José Montilla Aguilera (Iznájar, Córdoba, 1955) siempre ha sido un hombre a un partido político pegado. Obediente y disciplinado, ha interpretado lo que en catalán suele definirse como Tots els papers de l´auca: alcalde de Cornellà durante diecinueve años, presidente de la diputación de Barcelona entre 2003 y 2004, ministro de Industria con Rodríguez Zapatero (el hombre del talante a secas, nunca averiguamos de qué clase de talante se trataba), presidente de la Generalitat entre 2006 y 2010, senador español hasta el 2019…Ahora no sabemos muy bien a qué se dedica (aparte de gestionar su despacho de ex presidente autonómico, consagrado, supongo, a preservar su pensamiento profundo, aunque desconocido), pero sí sabemos que su fidelidad perruna al PSOE se mantiene incólume: ante los comentarios preocupados de Felipe González y Alfonso Guerra sobre las últimas artimañas de Pedro Sánchez para conservar su sillón, que incluyen convertir a un prófugo de la justicia en un interlocutor válido y, casi, en un estadista, el gran Montilla se ha apresurado a desautorizarlos de la manera más mezquina posible, diciendo que a veces parece que ambos trabajan en favor del PP.
Podría haberse callado, pues ya ha alcanzado la condición de jubilator, pero hay temperamentos acomodaticios y serviles que no pueden dejar de serlo ni cuando ya no son necesarios para la supervivencia o el medro.
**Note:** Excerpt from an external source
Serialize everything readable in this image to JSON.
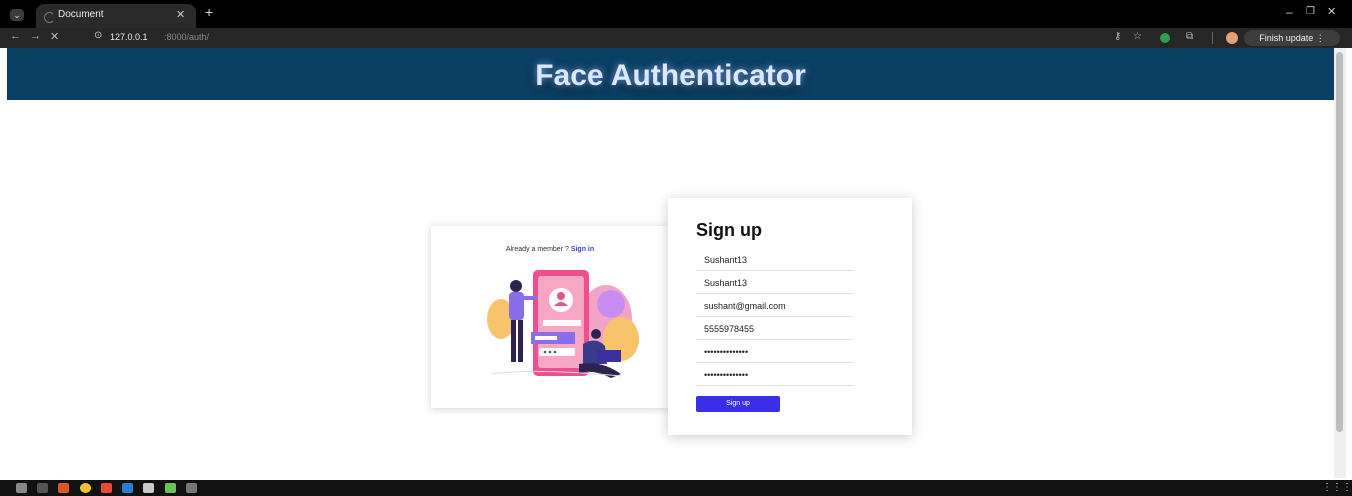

De esta manera, Montilla se ha alineado con la posición oficial de ese club de fans de Sánchez en que se ha convertido el PSOE y en el que quien se mueve no sale en la foto. La cosa, como han explicitado algunos ministros, viene a consistir en que González y Guerra son un par de viejos chochos a los que no hay que hacer ni puñetero caso. Acusarles de hacerle el juego al PP ha sido un hallazgo personal del señor Montilla que nadie le había pedido, pero el hombre es así y no hay nada que hacerle. Recordemos que, antes incluso que Yolanda Díaz, ya fue visto en el sur de Francia departiendo amigablemente con Puigdemont, aunque sin lucir la amplia sonrisa de Yoli, no se sabe si por mantener las formas ante un enemigo del estado o si porque es incapaz de sonreír, cosa harta probable dada su condición de muermo absoluto y sieso total.
Yo diría que su etapa más lamentable tuvo lugar cuando ejercía de presidente de la Generalitat y se pasaba la vida sobreactuando en su papel de charnego agradecido, que tampoco le sirvió de mucho, como sabrán quiénes recuerden aquellas manifestaciones patrióticas en las que los lazis lo abucheaban y, a veces, le obligaban a salir por patas del fregado en el que él mismo se había metido. Tuvo la oportunidad de introducir un poco de cordura en la autonomía catalana y la desaprovechó deliberadamente por temor a que se le considerara poco catalán (ni lo era ni falta que le hacía: bastaba con intentar arreglar un poco los estropicios de Maragall), dando muestras de ese rasgo tan del PSC que consiste en sufrir el síndrome de Estocolmo creado por el pujolismo.
Ahora podría haber salido gallardamente en defensa de Meritxell Batet, defenestrada por Sánchez y sustituida por la filo lazi balear Francina Armengol, pero eso habría equivalido a buscarse problemas y para eso ya están González y Guerra. Mucho más conveniente -¡a dónde va usted a parar!- sumarse a los sicofantes del presidente en funciones y, cargando un poco las tintas, acusar a los social demócratas más o menos auténticos de la Transición de trabajar para el enemigo. Espero que Sánchez se lo agradezca de alguna manera. Y tal y como es nuestro Pepe Montilla (¡Comeme la pepitilla!, le decía la difunta Carmen de Mairena en unas remotas elecciones), yo creo que con una palmada en el lomo y una galletita será más que suficiente.